The intricate safety measures undertaken by the FIA have proved their necessity this weekend, with many, including Grosjean against the halo upon its introduction. With concerns being raised about how quickly drivers would be able to escape with the halo in an incident such as this, those questions have now been answered. The impact of the Nomex fire-resistant racing kit also came to light, with Grosjean trapped in the flames for several seconds and only sustaining minor burns.

Credit: Sky Sports F1 Live

With the safety teams at the forefront of praise following the incident, a reminder has been enforced of the dangerous nature of the motorsport, with eventual winner Lewis Hamilton commenting:

“Naturally it was terrifying to see, I haven’t seen something like that for a long, long time and it really hits home for a driver because I think whilst we all are competing for each other and want to beat each other we definitely, I would think, want safety for everyone and worry about one another when there is an issue, when there is a crash. So I’m really grateful that he’s safe and was able to get out. But I think it’s a real stark reminder of just how dangerous this sport can be.”

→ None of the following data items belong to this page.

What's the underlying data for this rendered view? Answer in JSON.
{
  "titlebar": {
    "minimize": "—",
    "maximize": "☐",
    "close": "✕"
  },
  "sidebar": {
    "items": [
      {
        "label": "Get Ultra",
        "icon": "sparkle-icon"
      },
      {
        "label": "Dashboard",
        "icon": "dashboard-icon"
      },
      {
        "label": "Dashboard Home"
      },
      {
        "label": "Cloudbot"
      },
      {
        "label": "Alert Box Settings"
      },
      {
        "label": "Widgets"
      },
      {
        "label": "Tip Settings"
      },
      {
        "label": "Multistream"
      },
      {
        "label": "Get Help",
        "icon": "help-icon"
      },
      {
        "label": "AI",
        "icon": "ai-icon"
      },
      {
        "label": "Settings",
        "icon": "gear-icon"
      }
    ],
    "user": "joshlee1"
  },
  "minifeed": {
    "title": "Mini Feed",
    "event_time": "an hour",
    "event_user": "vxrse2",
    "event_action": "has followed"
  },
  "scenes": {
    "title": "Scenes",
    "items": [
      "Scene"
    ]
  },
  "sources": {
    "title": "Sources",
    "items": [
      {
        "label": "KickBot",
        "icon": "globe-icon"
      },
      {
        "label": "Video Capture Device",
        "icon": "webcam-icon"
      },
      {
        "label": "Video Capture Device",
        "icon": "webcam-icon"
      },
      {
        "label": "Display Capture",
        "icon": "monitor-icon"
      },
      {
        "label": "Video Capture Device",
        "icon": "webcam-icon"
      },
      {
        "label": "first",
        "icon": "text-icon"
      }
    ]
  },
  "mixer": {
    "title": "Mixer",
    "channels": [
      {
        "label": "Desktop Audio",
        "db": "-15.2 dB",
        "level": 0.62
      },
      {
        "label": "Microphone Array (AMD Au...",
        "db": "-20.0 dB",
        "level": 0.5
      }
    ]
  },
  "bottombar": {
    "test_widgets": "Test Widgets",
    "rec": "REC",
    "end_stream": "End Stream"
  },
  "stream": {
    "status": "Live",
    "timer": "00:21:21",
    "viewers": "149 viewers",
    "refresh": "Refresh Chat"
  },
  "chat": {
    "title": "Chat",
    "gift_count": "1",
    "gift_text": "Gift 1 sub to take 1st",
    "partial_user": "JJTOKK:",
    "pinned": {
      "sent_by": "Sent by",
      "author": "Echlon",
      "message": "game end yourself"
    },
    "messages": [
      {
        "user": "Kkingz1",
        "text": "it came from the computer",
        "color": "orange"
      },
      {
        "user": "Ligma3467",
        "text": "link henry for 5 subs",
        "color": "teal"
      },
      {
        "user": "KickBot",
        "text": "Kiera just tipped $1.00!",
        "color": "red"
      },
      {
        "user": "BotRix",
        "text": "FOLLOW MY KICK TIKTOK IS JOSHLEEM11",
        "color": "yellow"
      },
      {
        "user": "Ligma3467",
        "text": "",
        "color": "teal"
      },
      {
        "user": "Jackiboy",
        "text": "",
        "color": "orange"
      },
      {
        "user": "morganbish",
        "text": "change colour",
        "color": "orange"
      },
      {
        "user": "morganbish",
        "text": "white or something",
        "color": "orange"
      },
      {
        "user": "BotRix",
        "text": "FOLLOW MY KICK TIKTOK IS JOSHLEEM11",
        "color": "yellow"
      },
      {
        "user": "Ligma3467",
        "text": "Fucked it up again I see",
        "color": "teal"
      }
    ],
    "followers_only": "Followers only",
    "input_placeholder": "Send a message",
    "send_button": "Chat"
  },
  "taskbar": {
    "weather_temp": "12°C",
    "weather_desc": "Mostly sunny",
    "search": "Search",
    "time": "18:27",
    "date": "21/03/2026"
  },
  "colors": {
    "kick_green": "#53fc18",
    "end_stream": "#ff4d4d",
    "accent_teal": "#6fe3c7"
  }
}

The shocking accident came as a surprise to many, with Alan van der Merwe, the medical driver first on the scene stating:

“It was a big surprise. I have never seen that much fire in 12 years,” 

Thankfully Roman Grosjean was able to walk away from this accident and the race was able to continue as a result of the safety measures proving effective and saving the drivers life. However, while this is a time to be relieved at the miraculous outcomes of the accident and not search for blame, Formula 1 and the FIA need to continue to learn from the circumstances of this crash, ensuring that no driver has to rely on the halo to survive an avoidable fire.

The FIA’s Race Director has released a statement saying a full investigation into the accident is underway.